Nonetheless, this isn’t the first time the Palestinians have encountered such undeserved bigotry. In most aspects of life, Israel has continuously imposed institutionalised discrimination against Palestinians living under its rule. In fact, one of the most prominent pieces of legal discrimination is the fact that descendants of countless Palestinians who fled their homes during the 1948 war, currently have no legal rights to reclaim their families’ land. Israeli forces have also been known to employ excessively rough tactics during law enforcement activities against Palestinians and deny medical help for those who were injured afterward. At this juncture, it goes without saying that the day-to-day reality these citizens face is burdened with unjustifiable anguish and despair caused by hate crimes, but it shouldn't have to be.
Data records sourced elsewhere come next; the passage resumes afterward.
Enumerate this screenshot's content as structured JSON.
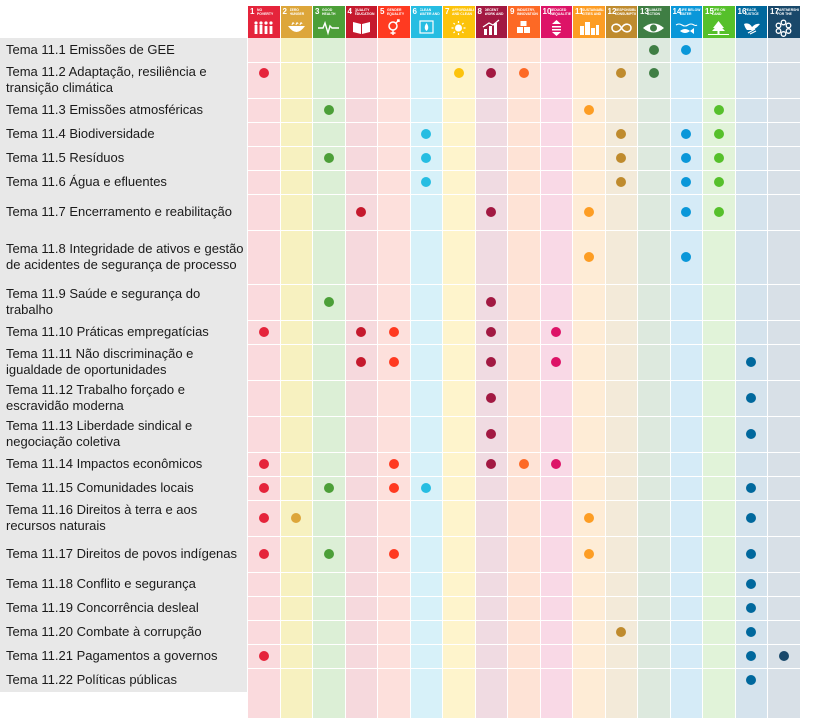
{
  "sdgs": [
    {
      "num": "1",
      "title": "No poverty",
      "color": "#e5243b",
      "tint": "#fadadd",
      "icon": "family-icon"
    },
    {
      "num": "2",
      "title": "Zero hunger",
      "color": "#dda63a",
      "tint": "#f7f1c0",
      "icon": "bowl-icon"
    },
    {
      "num": "3",
      "title": "Good health and well-being",
      "color": "#4c9f38",
      "tint": "#dcefd6",
      "icon": "heartbeat-icon"
    },
    {
      "num": "4",
      "title": "Quality education",
      "color": "#c5192d",
      "tint": "#f6d9dd",
      "icon": "book-icon"
    },
    {
      "num": "5",
      "title": "Gender equality",
      "color": "#ff3a21",
      "tint": "#fde0dc",
      "icon": "gender-icon"
    },
    {
      "num": "6",
      "title": "Clean water and sanitation",
      "color": "#26bde2",
      "tint": "#d7f1f9",
      "icon": "water-drop-icon"
    },
    {
      "num": "7",
      "title": "Affordable and clean energy",
      "color": "#fcc30b",
      "tint": "#fef4cc",
      "icon": "sun-icon"
    },
    {
      "num": "8",
      "title": "Decent work and economic growth",
      "color": "#a21942",
      "tint": "#f0dbe2",
      "icon": "growth-chart-icon"
    },
    {
      "num": "9",
      "title": "Industry, innovation and infrastructure",
      "color": "#fd6925",
      "tint": "#fee3d6",
      "icon": "cubes-icon"
    },
    {
      "num": "10",
      "title": "Reduced inequalities",
      "color": "#dd1367",
      "tint": "#f9d9e6",
      "icon": "equality-icon"
    },
    {
      "num": "11",
      "title": "Sustainable cities and communities",
      "color": "#fd9d24",
      "tint": "#feecd6",
      "icon": "city-icon"
    },
    {
      "num": "12",
      "title": "Responsible consumption and production",
      "color": "#bf8b2e",
      "tint": "#f3ead9",
      "icon": "infinity-icon"
    },
    {
      "num": "13",
      "title": "Climate action",
      "color": "#3f7e44",
      "tint": "#dde9de",
      "icon": "eye-globe-icon"
    },
    {
      "num": "14",
      "title": "Life below water",
      "color": "#0a97d9",
      "tint": "#d5ebf7",
      "icon": "fish-icon"
    },
    {
      "num": "15",
      "title": "Life on land",
      "color": "#56c02b",
      "tint": "#e1f3d9",
      "icon": "tree-icon"
    },
    {
      "num": "16",
      "title": "Peace, justice and strong institutions",
      "color": "#00689d",
      "tint": "#d5e3ed",
      "icon": "dove-icon"
    },
    {
      "num": "17",
      "title": "Partnerships for the goals",
      "color": "#19486a",
      "tint": "#d8e0e7",
      "icon": "flower-ring-icon"
    }
  ],
  "rows": [
    {
      "label": "Tema 11.1 Emissões de GEE",
      "marks": [
        13,
        14
      ]
    },
    {
      "label": "Tema 11.2 Adaptação, resiliência e transição climática",
      "marks": [
        1,
        7,
        8,
        9,
        12,
        13
      ]
    },
    {
      "label": "Tema 11.3 Emissões atmosféricas",
      "marks": [
        3,
        11,
        15
      ]
    },
    {
      "label": "Tema 11.4 Biodiversidade",
      "marks": [
        6,
        12,
        14,
        15
      ]
    },
    {
      "label": "Tema 11.5 Resíduos",
      "marks": [
        3,
        6,
        12,
        14,
        15
      ]
    },
    {
      "label": "Tema 11.6 Água e efluentes",
      "marks": [
        6,
        12,
        14,
        15
      ]
    },
    {
      "label": "Tema 11.7 Encerramento e reabilitação",
      "marks": [
        4,
        8,
        11,
        14,
        15
      ]
    },
    {
      "label": "Tema 11.8 Integridade de ativos e gestão de acidentes de segurança de processo",
      "marks": [
        11,
        14
      ]
    },
    {
      "label": "Tema 11.9 Saúde e segurança do trabalho",
      "marks": [
        3,
        8
      ]
    },
    {
      "label": "Tema 11.10 Práticas empregatícias",
      "marks": [
        1,
        4,
        5,
        8,
        10
      ]
    },
    {
      "label": "Tema 11.11 Não discriminação e igualdade de oportunidades",
      "marks": [
        4,
        5,
        8,
        10,
        16
      ]
    },
    {
      "label": "Tema 11.12 Trabalho forçado e escravidão moderna",
      "marks": [
        8,
        16
      ]
    },
    {
      "label": "Tema 11.13 Liberdade sindical e negociação coletiva",
      "marks": [
        8,
        16
      ]
    },
    {
      "label": "Tema 11.14 Impactos econômicos",
      "marks": [
        1,
        5,
        8,
        9,
        10
      ]
    },
    {
      "label": "Tema 11.15 Comunidades locais",
      "marks": [
        1,
        3,
        5,
        6,
        16
      ]
    },
    {
      "label": "Tema 11.16 Direitos à terra e aos recursos naturais",
      "marks": [
        1,
        2,
        11,
        16
      ]
    },
    {
      "label": "Tema 11.17 Direitos de povos indígenas",
      "marks": [
        1,
        3,
        5,
        11,
        16
      ]
    },
    {
      "label": "Tema 11.18 Conflito e segurança",
      "marks": [
        16
      ]
    },
    {
      "label": "Tema 11.19 Concorrência desleal",
      "marks": [
        16
      ]
    },
    {
      "label": "Tema 11.20 Combate à corrupção",
      "marks": [
        12,
        16
      ]
    },
    {
      "label": "Tema 11.21 Pagamentos a governos",
      "marks": [
        1,
        16,
        17
      ]
    },
    {
      "label": "Tema 11.22 Políticas públicas",
      "marks": [
        16
      ]
    }
  ]
}
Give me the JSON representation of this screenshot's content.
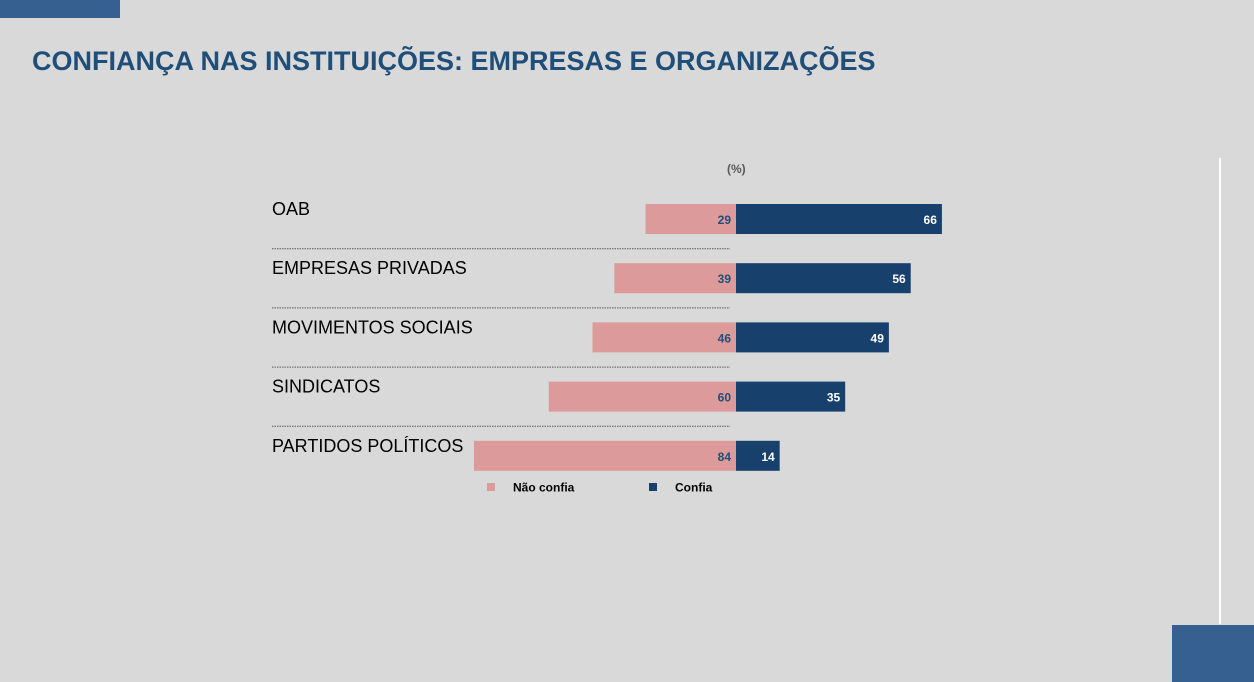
{
  "title": "CONFIANÇA NAS INSTITUIÇÕES: EMPRESAS E ORGANIZAÇÕES",
  "unit_label": "(%)",
  "colors": {
    "nao_confia": "#dd9a9a",
    "confia": "#17406d",
    "title": "#1f4e79",
    "accent": "#35608f"
  },
  "chart_data": {
    "type": "bar",
    "orientation": "horizontal-diverging",
    "title": "CONFIANÇA NAS INSTITUIÇÕES: EMPRESAS E ORGANIZAÇÕES",
    "unit": "(%)",
    "categories": [
      "OAB",
      "EMPRESAS PRIVADAS",
      "MOVIMENTOS SOCIAIS",
      "SINDICATOS",
      "PARTIDOS POLÍTICOS"
    ],
    "series": [
      {
        "name": "Não confia",
        "values": [
          29,
          39,
          46,
          60,
          84
        ]
      },
      {
        "name": "Confia",
        "values": [
          66,
          56,
          49,
          35,
          14
        ]
      }
    ],
    "legend_position": "bottom",
    "grid": false
  }
}
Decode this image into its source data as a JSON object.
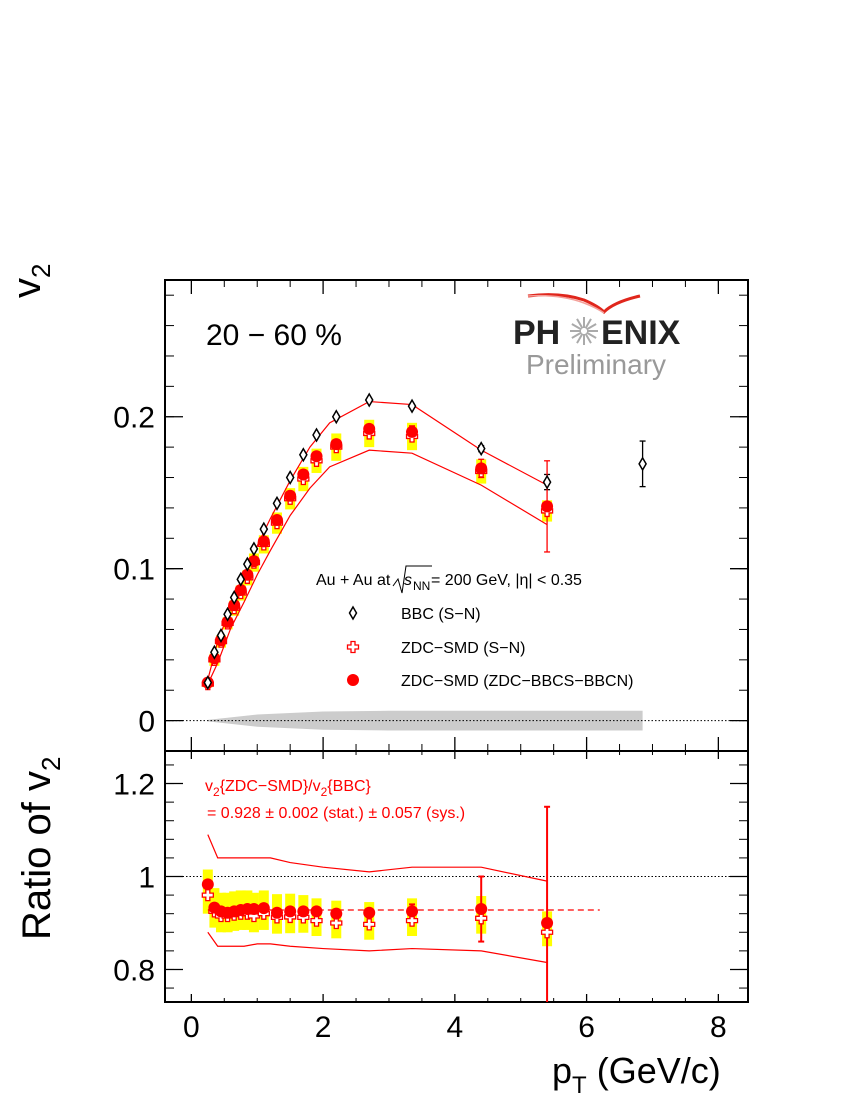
{
  "chart_data": [
    {
      "type": "scatter",
      "panel": "top",
      "ylabel": "v2",
      "ylim": [
        -0.02,
        0.29
      ],
      "yticks": [
        0,
        0.1,
        0.2
      ],
      "ytick_labels": [
        "0",
        "0.1",
        "0.2"
      ],
      "centrality_label": "20 − 60 %",
      "logo": {
        "text_left": "PH",
        "text_right": "ENIX",
        "subtitle": "Preliminary"
      },
      "legend_title_prefix": "Au + Au at",
      "legend_title_s": "s",
      "legend_title_nn": "NN",
      "legend_title_suffix": " = 200 GeV, |η| < 0.35",
      "legend": [
        "BBC (S−N)",
        "ZDC−SMD (S−N)",
        "ZDC−SMD (ZDC−BBCS−BBCN)"
      ],
      "series": [
        {
          "name": "BBC (S−N)",
          "marker": "open-diamond",
          "color": "#000000",
          "x": [
            0.25,
            0.35,
            0.45,
            0.55,
            0.65,
            0.75,
            0.85,
            0.95,
            1.1,
            1.3,
            1.5,
            1.7,
            1.9,
            2.2,
            2.7,
            3.35,
            4.4,
            5.4,
            6.85
          ],
          "y": [
            0.025,
            0.045,
            0.056,
            0.07,
            0.081,
            0.093,
            0.103,
            0.113,
            0.126,
            0.143,
            0.16,
            0.175,
            0.188,
            0.2,
            0.211,
            0.207,
            0.179,
            0.157,
            0.169
          ],
          "err": [
            0,
            0,
            0,
            0,
            0,
            0,
            0,
            0,
            0,
            0,
            0,
            0,
            0,
            0,
            0,
            0,
            0.002,
            0.005,
            0.015
          ]
        },
        {
          "name": "ZDC−SMD (S−N)",
          "marker": "open-cross",
          "color": "#ff0000",
          "x": [
            0.25,
            0.35,
            0.45,
            0.55,
            0.65,
            0.75,
            0.85,
            0.95,
            1.1,
            1.3,
            1.5,
            1.7,
            1.9,
            2.2,
            2.7,
            3.35,
            4.4,
            5.4
          ],
          "y": [
            0.024,
            0.04,
            0.052,
            0.064,
            0.074,
            0.084,
            0.094,
            0.104,
            0.116,
            0.13,
            0.146,
            0.159,
            0.171,
            0.18,
            0.189,
            0.187,
            0.164,
            0.138
          ],
          "err": [
            0.001,
            0.001,
            0.001,
            0.001,
            0.001,
            0.001,
            0.001,
            0.001,
            0.001,
            0.001,
            0.001,
            0.002,
            0.002,
            0.002,
            0.003,
            0.004,
            0.006,
            0.027
          ],
          "sys": [
            0.002,
            0.004,
            0.004,
            0.004,
            0.005,
            0.005,
            0.005,
            0.006,
            0.006,
            0.007,
            0.007,
            0.008,
            0.008,
            0.009,
            0.009,
            0.009,
            0.008,
            0.007
          ]
        },
        {
          "name": "ZDC−SMD (ZDC−BBCS−BBCN)",
          "marker": "filled-circle",
          "color": "#ff0000",
          "x": [
            0.25,
            0.35,
            0.45,
            0.55,
            0.65,
            0.75,
            0.85,
            0.95,
            1.1,
            1.3,
            1.5,
            1.7,
            1.9,
            2.2,
            2.7,
            3.35,
            4.4,
            5.4
          ],
          "y": [
            0.025,
            0.041,
            0.053,
            0.065,
            0.076,
            0.086,
            0.096,
            0.105,
            0.118,
            0.132,
            0.148,
            0.162,
            0.174,
            0.182,
            0.192,
            0.19,
            0.166,
            0.141
          ],
          "err": [
            0.001,
            0.001,
            0.001,
            0.001,
            0.001,
            0.001,
            0.001,
            0.001,
            0.001,
            0.001,
            0.001,
            0.002,
            0.002,
            0.002,
            0.003,
            0.004,
            0.006,
            0.03
          ]
        },
        {
          "name": "",
          "role": "systematic-band",
          "color": "#ff0000",
          "x": [
            0.25,
            0.4,
            0.6,
            0.8,
            1.0,
            1.2,
            1.5,
            1.8,
            2.1,
            2.7,
            3.35,
            4.4,
            5.4
          ],
          "upper": [
            0.027,
            0.052,
            0.075,
            0.096,
            0.115,
            0.133,
            0.158,
            0.18,
            0.196,
            0.21,
            0.208,
            0.178,
            0.155
          ],
          "lower": [
            0.024,
            0.038,
            0.061,
            0.078,
            0.096,
            0.112,
            0.135,
            0.153,
            0.167,
            0.178,
            0.176,
            0.155,
            0.129
          ]
        },
        {
          "name": "",
          "role": "gray-error-band",
          "color": "#cccccc",
          "x": [
            0.25,
            1.0,
            2.0,
            3.0,
            4.0,
            5.0,
            6.85
          ],
          "half_width": [
            0.0005,
            0.004,
            0.006,
            0.0065,
            0.0065,
            0.0065,
            0.0065
          ]
        }
      ]
    },
    {
      "type": "scatter",
      "panel": "bottom",
      "ylabel": "Ratio of v2",
      "ylim": [
        0.73,
        1.27
      ],
      "yticks": [
        0.8,
        1.0,
        1.2
      ],
      "ytick_labels": [
        "0.8",
        "1",
        "1.2"
      ],
      "xlabel": "pT (GeV/c)",
      "xlim": [
        -0.4,
        8.45
      ],
      "xticks": [
        0,
        2,
        4,
        6,
        8
      ],
      "xtick_labels": [
        "0",
        "2",
        "4",
        "6",
        "8"
      ],
      "annotation_line1": "v2{ZDC−SMD}/v2{BBC}",
      "annotation_line2": " = 0.928 ± 0.002 (stat.) ± 0.057 (sys.)",
      "fit_value": 0.928,
      "fit_x_range": [
        0.25,
        6.2
      ],
      "series": [
        {
          "name": "ZDC−SMD (S−N) / BBC",
          "marker": "open-cross",
          "color": "#ff0000",
          "x": [
            0.25,
            0.35,
            0.45,
            0.55,
            0.65,
            0.75,
            0.85,
            0.95,
            1.1,
            1.3,
            1.5,
            1.7,
            1.9,
            2.2,
            2.7,
            3.35,
            4.4,
            5.4
          ],
          "y": [
            0.96,
            0.925,
            0.915,
            0.915,
            0.918,
            0.92,
            0.92,
            0.915,
            0.92,
            0.912,
            0.913,
            0.912,
            0.905,
            0.9,
            0.897,
            0.905,
            0.91,
            0.88
          ],
          "sys": [
            0.04,
            0.035,
            0.035,
            0.035,
            0.035,
            0.035,
            0.035,
            0.035,
            0.035,
            0.035,
            0.035,
            0.033,
            0.033,
            0.033,
            0.033,
            0.033,
            0.033,
            0.03
          ]
        },
        {
          "name": "ZDC−SMD (ZDC−BBCS−BBCN) / BBC",
          "marker": "filled-circle",
          "color": "#ff0000",
          "x": [
            0.25,
            0.35,
            0.45,
            0.55,
            0.65,
            0.75,
            0.85,
            0.95,
            1.1,
            1.3,
            1.5,
            1.7,
            1.9,
            2.2,
            2.7,
            3.35,
            4.4,
            5.4
          ],
          "y": [
            0.983,
            0.933,
            0.925,
            0.922,
            0.925,
            0.928,
            0.93,
            0.93,
            0.932,
            0.922,
            0.925,
            0.925,
            0.925,
            0.92,
            0.922,
            0.925,
            0.93,
            0.9
          ],
          "err": [
            0,
            0,
            0,
            0,
            0,
            0,
            0,
            0,
            0,
            0,
            0,
            0,
            0,
            0,
            0,
            0.015,
            0.07,
            0.25
          ]
        },
        {
          "name": "",
          "role": "systematic-band",
          "color": "#ff0000",
          "x": [
            0.25,
            0.4,
            0.6,
            0.8,
            1.0,
            1.2,
            1.5,
            2.0,
            2.7,
            3.35,
            4.4,
            5.4
          ],
          "upper": [
            1.09,
            1.04,
            1.04,
            1.04,
            1.04,
            1.04,
            1.03,
            1.02,
            1.01,
            1.02,
            1.02,
            0.99
          ],
          "lower": [
            0.88,
            0.85,
            0.85,
            0.85,
            0.855,
            0.855,
            0.85,
            0.845,
            0.84,
            0.845,
            0.84,
            0.815
          ]
        }
      ]
    }
  ]
}
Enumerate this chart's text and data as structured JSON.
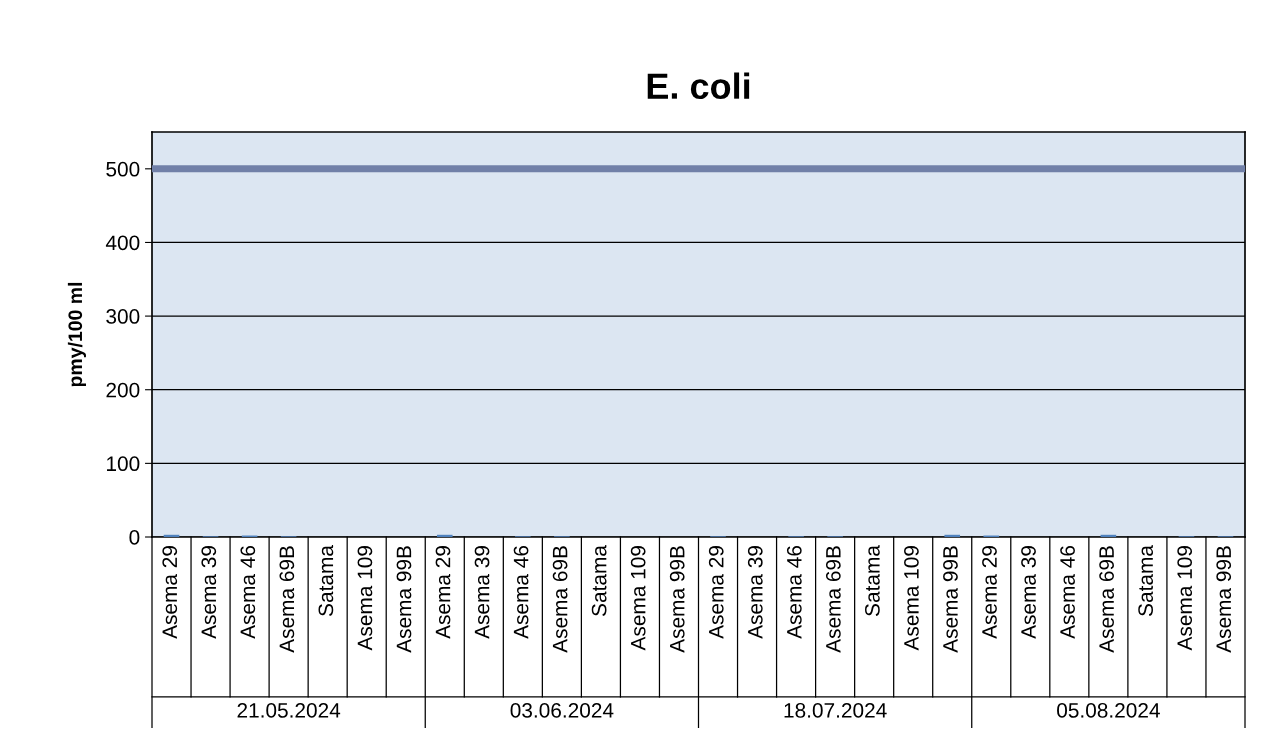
{
  "chart_data": {
    "type": "bar",
    "title": "E. coli",
    "ylabel": "pmy/100 ml",
    "categories": [
      "Asema 29",
      "Asema 39",
      "Asema 46",
      "Asema 69B",
      "Satama",
      "Asema 109",
      "Asema 99B",
      "Asema 29",
      "Asema 39",
      "Asema 46",
      "Asema 69B",
      "Satama",
      "Asema 109",
      "Asema 99B",
      "Asema 29",
      "Asema 39",
      "Asema 46",
      "Asema 69B",
      "Satama",
      "Asema 109",
      "Asema 99B",
      "Asema 29",
      "Asema 39",
      "Asema 46",
      "Asema 69B",
      "Satama",
      "Asema 109",
      "Asema 99B"
    ],
    "values": [
      3,
      1,
      2,
      1,
      0,
      0,
      0,
      3,
      0,
      1,
      1,
      0,
      0,
      0,
      1,
      0,
      1,
      1,
      0,
      0,
      3,
      2,
      0,
      0,
      3,
      0,
      1,
      1
    ],
    "color": "#4f81bd",
    "annotations": [
      "21.05.2024",
      "03.06.2024",
      "18.07.2024",
      "05.08.2024"
    ],
    "ref_lines": [
      {
        "axis": "y",
        "value": 500,
        "color": "#7180a8"
      }
    ],
    "ylim": [
      0,
      550
    ],
    "yticks": [
      0,
      100,
      200,
      300,
      400,
      500
    ],
    "grid": "y",
    "legend": false
  }
}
Here are some measures we can take to overcome the incidence of hate crime:
Acknowledge, condemn, and speak up about hate crimes whenever and wherever they occur
Investigate hate crimes thoroughly and prosecute offenders to the full extent of law
Enact laws with enhanced penalties that expressly address hate crime
Monitor underreporting by victims and under recording by police to ensure accurate data is obtained for informed policy making decisions
In tackling the issue of police brutality, nobody is above the law — especially those who have a duty to uphold it. Here are some ideas on what can be done to effectively combat the problem:
Mandating the use of body-worn cameras to increase the accountability of the police and improve data-collection process for prosecution
Improve hiring practices by introducing personality assessments, de-escalation training, and implicit bias training which bring awareness to subconscious biases of police officers
Constantly monitoring the employment history, workplace performance, and mental health of law enforcement officials
Improve the prosecution of guilty officers by ensuring it’s fair and that they receive the appropriate penalties, without bias, and qualified immunity due to their position.
Malaysians can advocate for the Independent Police Complaints and Misconduct Commission (IPCMC) bill to be passed. It’s aimed to form an agency that will essentially ‘police the police’. This committee will receive, investigate, and punish police officers in accordance with its mandate, making the police significantly more accountable in their actions.
Ultimately, achieving sustainable progress in overcoming the incidence of hate crime needs to begin with change within ourselves. Addressing and resolving our own prejudices, biases, and stereotypical views empowers us with the value of acceptance. When we are more accepting of ourselves and those around us, we become conscious of the fact that everyone in this world — no matter how different they may be from one’s own self — is significant and worthy of kindness and respect.
On that account, I truly hope that we all find it within ourselves to appreciate the immense beauty and strength that is found in diversity. To not let our differences divide us, but rather, act as a force that brings us together.